Even early in Vancouver [when we were filming the original version of the pilot] we started making choices about our relationship. The backstory we were talking about in Vancouver changed to the second iteration of the pilot we did — not dramatically, though. What remained is the same: We were work friends, we started dating, we became life and work partners. A lot of things, Ray and I decided on ourselves: We had started making decisions about our relationship based on our own personality traits and things like that. And what's cool is that, as we're getting a little trickles of backstory throughout the season, the writers seem to echo it. So, they're seeing what we had already talked about. But what's also interesting is that because we built that and it was amazing to use for the first scene, but we're building a new relationship. As he remembers new things, he's not going to get all all of it back: He's getting pieces back and every time he gets a chunk back, we shift, and then the relationship deepens, and we're building essentially a second relationship within the leaps.

It's very early in the production run for you, but how do you feel about whether, as Ben and Addison develop this new relationship, it's one that makes them both happy enough that they can still be together romantically at the end of the season?

I don't know yet. And I think that's the fun of it because there's a lot of questions that need answered, including why did he do it and why didn't he include me? I think a lot of it pivots on that. But at the end of this neither of us are going to be the same person, but what is clear is that we love each other very, very much, and that's that's enough — at least for now.
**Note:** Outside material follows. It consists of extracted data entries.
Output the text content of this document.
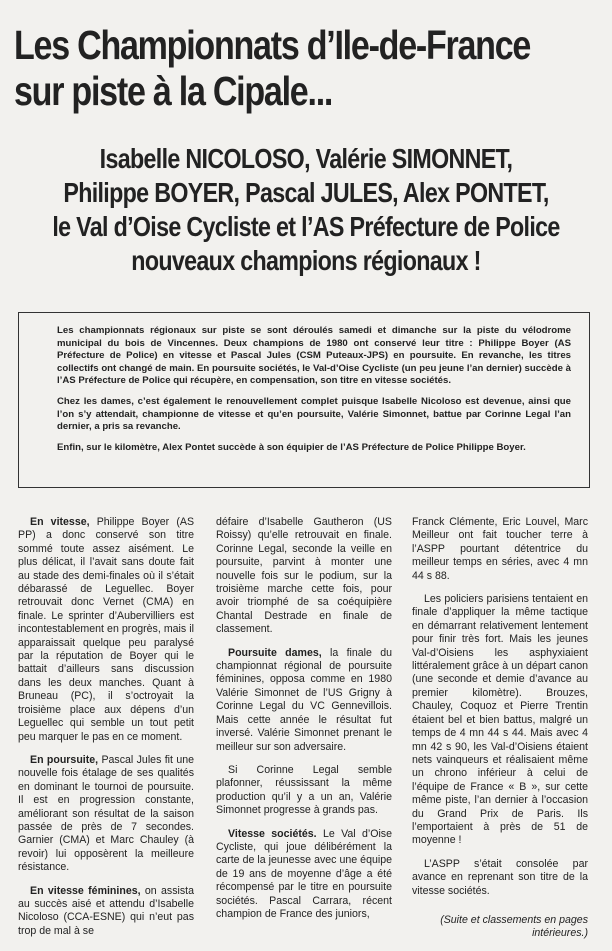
Les Championnats d’Ile-de-France
sur piste à la Cipale...
Isabelle NICOLOSO, Valérie SIMONNET,
Philippe BOYER, Pascal JULES, Alex PONTET,
le Val d’Oise Cycliste et l’AS Préfecture de Police
nouveaux champions régionaux !

Les championnats régionaux sur piste se sont déroulés samedi et dimanche sur la piste du vélodrome municipal du bois de Vincennes. Deux champions de 1980 ont conservé leur titre : Philippe Boyer (AS Préfecture de Police) en vitesse et Pascal Jules (CSM Puteaux-JPS) en poursuite. En revanche, les titres collectifs ont changé de main. En poursuite sociétés, le Val-d’Oise Cycliste (un peu jeune l’an dernier) succède à l’AS Préfecture de Police qui récupère, en compensation, son titre en vitesse sociétés.

Chez les dames, c’est également le renouvellement complet puisque Isabelle Nicoloso est devenue, ainsi que l’on s’y attendait, championne de vitesse et qu’en poursuite, Valérie Simonnet, battue par Corinne Legal l’an dernier, a pris sa revanche.

Enfin, sur le kilomètre, Alex Pontet succède à son équipier de l’AS Préfecture de Police Philippe Boyer.

En vitesse, Philippe Boyer (AS PP) a donc conservé son titre sommé toute assez aisément. Le plus délicat, il l’avait sans doute fait au stade des demi-finales où il s’était débarassé de Leguellec. Boyer retrouvait donc Vernet (CMA) en finale. Le sprinter d’Aubervilliers est incontestablement en progrès, mais il apparaissait quelque peu paralysé par la réputation de Boyer qui le battait d’ailleurs sans discussion dans les deux manches. Quant à Bruneau (PC), il s’octroyait la troisième place aux dépens d’un Leguellec qui semble un tout petit peu marquer le pas en ce moment.

En poursuite, Pascal Jules fit une nouvelle fois étalage de ses qualités en dominant le tournoi de poursuite. Il est en progression constante, améliorant son résultat de la saison passée de près de 7 secondes. Garnier (CMA) et Marc Chauley (à revoir) lui opposèrent la meilleure résistance.

En vitesse féminines, on assista au succès aisé et attendu d’Isabelle Nicoloso (CCA-ESNE) qui n’eut pas trop de mal à se

défaire d’Isabelle Gautheron (US Roissy) qu’elle retrouvait en finale. Corinne Legal, seconde la veille en poursuite, parvint à monter une nouvelle fois sur le podium, sur la troisième marche cette fois, pour avoir triomphé de sa coéquipière Chantal Destrade en finale de classement.

Poursuite dames, la finale du championnat régional de poursuite féminines, opposa comme en 1980 Valérie Simonnet de l’US Grigny à Corinne Legal du VC Gennevillois. Mais cette année le résultat fut inversé. Valérie Simonnet prenant le meilleur sur son adversaire.

Si Corinne Legal semble plafonner, réussissant la même production qu’il y a un an, Valérie Simonnet progresse à grands pas.

Vitesse sociétés. Le Val d’Oise Cycliste, qui joue délibérément la carte de la jeunesse avec une équipe de 19 ans de moyenne d’âge a été récompensé par le titre en poursuite sociétés. Pascal Carrara, récent champion de France des juniors,

Franck Clémente, Eric Louvel, Marc Meilleur ont fait toucher terre à l’ASPP pourtant détentrice du meilleur temps en séries, avec 4 mn 44 s 88.

Les policiers parisiens tentaient en finale d’appliquer la même tactique en démarrant relativement lentement pour finir très fort. Mais les jeunes Val-d’Oisiens les asphyxiaient littéralement grâce à un départ canon (une seconde et demie d’avance au premier kilomètre). Brouzes, Chauley, Coquoz et Pierre Trentin étaient bel et bien battus, malgré un temps de 4 mn 44 s 44. Mais avec 4 mn 42 s 90, les Val-d’Oisiens étaient nets vainqueurs et réalisaient même un chrono inférieur à celui de l’équipe de France « B », sur cette même piste, l’an dernier à l’occasion du Grand Prix de Paris. Ils l’emportaient à près de 51 de moyenne !

L’ASPP s’était consolée par avance en reprenant son titre de la vitesse sociétés.

(Suite et classements en pages intérieures.)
Tell me a little bit about filming scenes in the past where you are playing a hologram. Does it feel limiting to be unable to work with your surroundings? Do you shoot them differently to actually be a little further away so you don't accidentally interact with anything she shouldn't be able to?
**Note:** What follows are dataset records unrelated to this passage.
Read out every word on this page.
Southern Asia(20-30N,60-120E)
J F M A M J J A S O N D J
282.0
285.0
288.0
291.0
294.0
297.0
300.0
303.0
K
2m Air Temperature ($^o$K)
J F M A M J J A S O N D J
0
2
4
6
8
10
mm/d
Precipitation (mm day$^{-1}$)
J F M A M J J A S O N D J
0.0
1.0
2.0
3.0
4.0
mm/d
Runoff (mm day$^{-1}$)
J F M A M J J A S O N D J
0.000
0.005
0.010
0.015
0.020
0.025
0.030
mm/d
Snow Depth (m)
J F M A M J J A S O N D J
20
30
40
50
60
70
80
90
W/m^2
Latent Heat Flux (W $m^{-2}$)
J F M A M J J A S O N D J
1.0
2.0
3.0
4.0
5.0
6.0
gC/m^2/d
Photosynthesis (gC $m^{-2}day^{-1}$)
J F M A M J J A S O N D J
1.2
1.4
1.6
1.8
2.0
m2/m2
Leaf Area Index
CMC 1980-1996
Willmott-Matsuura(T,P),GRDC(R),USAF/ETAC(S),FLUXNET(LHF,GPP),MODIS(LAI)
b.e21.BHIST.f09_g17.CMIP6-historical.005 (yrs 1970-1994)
Some of it is clever blocking. We're really intentional about, if I do pass through a person or an object of the room, using that intentionally. But honestly, as an actor it's interesting because I can't touch stuff right or interact with space, which is more challenging than I thought it was. [Using the space] is such an easy way to ground yourself. But at the same time, I get to play in a way Ray can't; I get to be inappropriately positioned in the room. He's in a higher-stakes situation; I can kind of be like, "What's going on over there?" You saw it a little bit in the pilot, but we play with it more as it goes on, and how we utilize the hologram's limitations and advantages.

It feels like, with your military background, the show should give you stunts. But it might change the tone too much if Addison is trying to get involved in combat and just can't connect because she's a hologram.
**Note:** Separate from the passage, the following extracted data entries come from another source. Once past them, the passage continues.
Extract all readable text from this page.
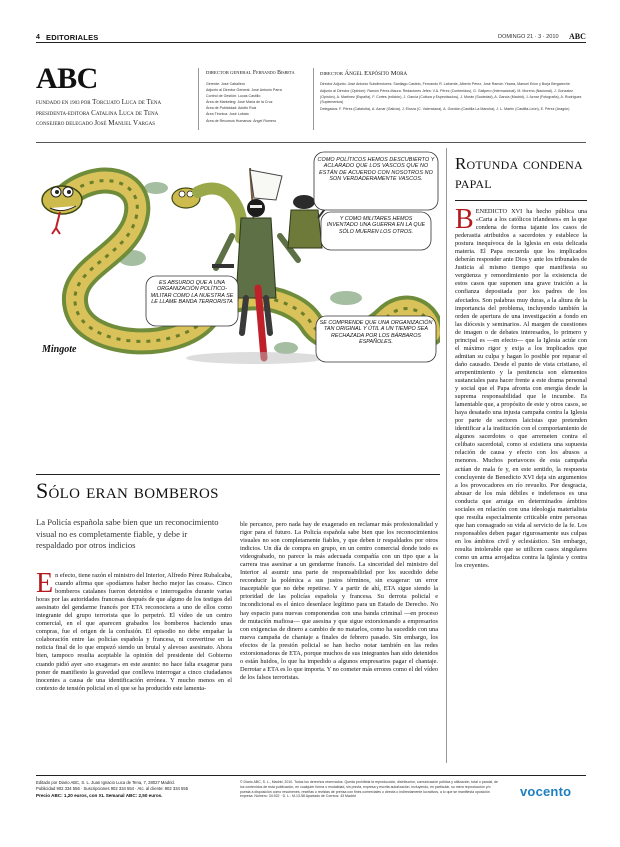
4 EDITORIALES	DOMINGO 21 · 3 · 2010 ABC
ABC
FUNDADO EN 1903 POR Torcuato Luca de Tena
PRESIDENTA-EDITORA Catalina Luca de Tena
CONSEJERO DELEGADO José Manuel Vargas
DIRECTOR GENERAL Fernando Bisbeta
Gerente: José Caballero
Adjunto al Director General: José Antonio Parra
Control de Gestión: Lucas Castillo
Área de Marketing: José María de la Cruz
Área de Publicidad: Adolfo Ruiz
Área Técnica: José Lobato
Área de Recursos Humanos: Ángel Romero
DIRECTOR Ángel Expósito Mora
Director Adjunto: José Antonio Subdirectores: Santiago Castelo, Fernando R. Lafuente, Alberto Pérez, José Ramón Ybarra, Manuel Erice y Borja Bergareche
Adjunto al Director (Opinión): Ramón Pérez-Maura. Redactores Jefes: V.A. Pérez (Contenidos), G. Galipero (Internacional), M. Moreno (Nacional), J. Gonzalez (Opinión), A. Martinez (España), F. Cortes (edición), J. García (Cultura y Espectáculos), J. Morán (Sociedad), A. García (Madrid), J. Aznar (Fotografía), A. Rodríguez (Suplementos)
Delegados: F. Pérez (Cataluña), A. Aznar (Galicia), J. Elorza (C. Valenciana), A. Gondón (Castilla La Mancha), J. L. Martín (Castilla-León), E. Pérez (Aragón)
COMO POLÍTICOS HEMOS DESCUBIERTO Y ACLARADO QUE LOS VASCOS QUE NO ESTÁN DE ACUERDO CON NOSOTROS NO SON VERDADERAMENTE VASCOS.
Y COMO MILITARES HEMOS INVENTADO UNA GUERRA EN LA QUE SÓLO MUEREN LOS OTROS.
ES ABSURDO QUE A UNA ORGANIZACIÓN POLÍTICO-MILITAR COMO LA NUESTRA SE LE LLAME BANDA TERRORISTA
SE COMPRENDE QUE UNA ORGANIZACIÓN TAN ORIGINAL Y ÚTIL A UN TIEMPO SEA RECHAZADA POR LOS BÁRBAROS ESPAÑOLES.
Mingote
Rotunda condena papal
BENEDICTO XVI ha hecho pública una «Carta a los católicos irlandeses» en la que condena de forma tajante los casos de pederastia atribuidos a sacerdotes y establece la postura inequívoca de la Iglesia en esta delicada materia. El Papa recuerda que los implicados deberán responder ante Dios y ante los tribunales de Justicia al mismo tiempo que manifiesta su vergüenza y remordimiento por la existencia de estos casos que suponen una grave traición a la confianza depositada por los padres de los afectados. Son palabras muy duras, a la altura de la importancia del problema, incluyendo también la orden de apertura de una investigación a fondo en las diócesis y seminarios. Al margen de cuestiones de imagen o de debates interesados, lo primero y principal es —en efecto— que la Iglesia actúe con el máximo rigor y exija a los implicados que admitan su culpa y hagan lo posible por reparar el daño causado. Desde el punto de vista cristiano, el arrepentimiento y la penitencia son elementos sustanciales para hacer frente a este drama personal y social que el Papa afronta con energía desde la suprema responsabilidad que le incumbe. Es lamentable que, a propósito de este y otros casos, se haya desatado una injusta campaña contra la Iglesia por parte de sectores laicistas que pretenden identificar a la institución con el comportamiento de algunos sacerdotes o que arremeten contra el celibato sacerdotal, como si existiera una supuesta relación de causa y efecto con los abusos a menores. Muchos portavoces de esta campaña actúan de mala fe y, en este sentido, la respuesta concluyente de Benedicto XVI deja sin argumentos a los provocadores en río revuelto. Por desgracia, abusar de los más débiles e indefensos es una conducta que arraiga en determinados ámbitos sociales en relación con una ideología materialista que resulta especialmente criticable entre personas que han consagrado su vida al servicio de la fe. Los responsables deben pagar rigurosamente sus culpas en los ámbitos civil y eclesiástico. Sin embargo, resulta intolerable que se utilicen casos singulares como un arma arrojadiza contra la Iglesia y contra los creyentes.
Sólo eran bomberos
La Policía española sabe bien que un reconocimiento visual no es completamente fiable, y debe ir respaldado por otros indicios
En efecto, tiene razón el ministro del Interior, Alfredo Pérez Rubalcaba, cuando afirma que «podíamos haber hecho mejor las cosas». Cinco bomberos catalanes fueron detenidos e interrogados durante varias horas por las autoridades francesas después de que alguno de los testigos del asesinato del gendarme francés por ETA reconociera a uno de ellos como integrante del grupo terrorista que lo perpetró. El vídeo de un centro comercial, en el que aparecen grabados los bomberos haciendo unas compras, fue el origen de la confusión. El episodio no debe empañar la colaboración entre las policías española y francesa, ni convertirse en la noticia final de lo que empezó siendo un brutal y alevoso asesinato. Ahora bien, tampoco resulta aceptable la opinión del presidente del Gobierno cuando pidió ayer «no exagerar» en este asunto: no hace falta exagerar para poner de manifiesto la gravedad que conlleva interrogar a cinco ciudadanos inocentes a causa de una identificación errónea. Y mucho menos en el contexto de tensión policial en el que se ha producido este lamenta-
ble percance, pero nada hay de exagerado en reclamar más profesionalidad y rigor para el futuro. La Policía española sabe bien que los reconocimientos visuales no son completamente fiables, y que deben ir respaldados por otros indicios. Un día de compra en grupo, en un centro comercial donde todo es videograbado, no parece la más adecuada compañía con un tipo que a la carrera tras asesinar a un gendarme francés. La sinceridad del ministro del Interior al asumir una parte de responsabilidad por los sucedido debe reconducir la polémica a sus justos términos, sin exagerar: un error inaceptable que no debe repetirse. Y a partir de ahí, ETA sigue siendo la prioridad de las policías española y francesa. Su derrota policial e incondicional es el único desenlace legítimo para un Estado de Derecho. No hay espacio para nuevas componendas con una banda criminal —en proceso de mutación mafiosa— que asesina y que sigue extorsionando a empresarios con exigencias de dinero a cambio de no matarlos, como ha sucedido con una nueva campaña de chantaje a finales de febrero pasado. Sin embargo, los efectos de la presión policial se han hecho notar también en las redes extorsionadoras de ETA, porque muchos de sus integrantes han sido detenidos o están huidos, lo que ha impedido a algunos empresarios pagar el chantaje. Derrotar a ETA es lo que importa. Y no cometer más errores como el del vídeo de los falsos terroristas.
Editado por Diario ABC, S. L. Juan Ignacio Luca de Tena, 7, 28027 Madrid.
Publicidad 902 334 556 · Suscripciones 902 334 554 · Atc. al cliente: 902 334 555
Precio ABC: 1,20 euros, con XL Semanal ABC: 2,50 euros.
© Diario ABC, S. L., Madrid, 2010. Todos los derechos reservados. Queda prohibida la reproducción, distribución, comunicación pública y utilización, total o parcial, de los contenidos de esta publicación, en cualquier forma o modalidad, sin previa, expresa y escrita autorización, incluyendo, en particular, su mera reproducción y/o puesta a disposición como resúmenes, reseñas o revistas de prensa con fines comerciales o directa o indirectamente lucrativos, a lo que se manifiesta oposición expresa. Número: 34.922 · D. L.: M-13-58 Apartado de Correos: 43 Madrid	vocento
Ray definitely has most of the stunts because he's interacting with the world, but especially in Episode 3, they've begun to work in workarounds so that I can help and get involved physically, especially when it comes to dealing with Ben himself. But we have no answer so far to get me more physically involved on a permanent basis.

It does feel like an advantage of being a hologram, though, is that it allows her to be almost omnipotent for the past time periods she and Ben find themselves in because she has the internet at her fingertips. How does that affect their dynamic and how helpful she can be?

I think it can be really helpful, and Ben and Addison have to learn how to leverage that, but I also think it can be limiting. Addison herself is very capable: She was supposed to be the leaper; she trained to be the leaper. So what I love, and what Ray and I really like to play with, and the writers are writing for it, too, is how useful is Addison in the situation? Defusing the bomb didn't come from the internet, that came from Addison. So it's finding where to use the tech and where to use just our relationship and our own know how is is a really fun thing to play with. 

And we did already see the hologram glitch briefly, which seems like it could be more of a hindrance at times.

That's a very valid question. Like any technology, it's gonna have its challenges, so stay tuned.


Quantum Leap airs Mondays at 10 p.m. on NBC.